The last part of Mr. Keating’s defense is dead wrong because we really don’t have a free enterprise capitalist system. We haven’t had one for decades.
To paraphrase financial journalist Jim Grant, what we have is much closer to some sort of smiley-faced socialism. Government doesn’t fully own the means of production, but it directs the daylights out of them. Especially in financial markets.
The 2010 Dodd-Frank Act is a great example of the ills that come with smiley-faced socialism.
By the end of 2014, federal financial regulators had finalized more than 11,000 pages of rules and regulations. But they had also missed more than 36% of the Act’s rule-making deadlines, and they hadn’t even bothered to propose more than 20% of the required rules.
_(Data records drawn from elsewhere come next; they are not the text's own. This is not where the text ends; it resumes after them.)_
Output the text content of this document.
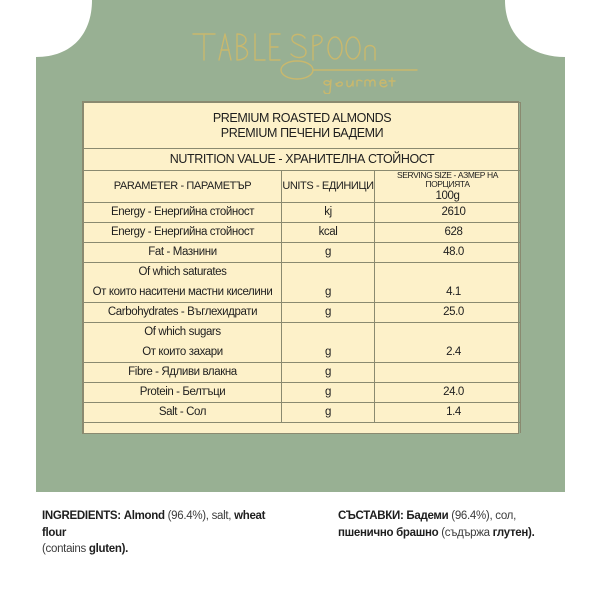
PREMIUM ROASTED ALMONDS
PREMIUM ПЕЧЕНИ БАДЕМИ		

NUTRITION VALUE - ХРАНИТЕЛНА СТОЙНОСТ		
PARAMETER - ПАРАМЕТЪР	UNITS - ЕДИНИЦИ	SERVING SIZE - АЗМЕР НА ПОРЦИЯТА
100g

Energy - Енергийна стойност	kj	2610
Energy - Енергийна стойност	kcal	628
Fat - Мазнини	g	48.0

Of which saturates
От които наситени мастни киселини	g	4.1

Carbohydrates - Въглехидрати	g	25.0

Of which sugars
От които захари	g	2.4

Fibre - Ядливи влакна	g	
Protein - Белтъци	g	24.0
Salt - Сол	g	1.4

INGREDIENTS: Almond (96.4%), salt, wheat flour
(contains gluten).
СЪСТАВКИ: Бадеми (96.4%), сол, пшенично брашно (съдържа глутен).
Anyone paying attention to this rule-making process over the last few years can see that the process spawns crony capitalism. Regulators work with industry employees to craft the rules because they have to.
Employees have expertise regulators need to do their job, and vice versa. In a social sense, they end up working together. Nobody should be surprised that some of these people build symbiotic social relationships rather than antagonistic ones.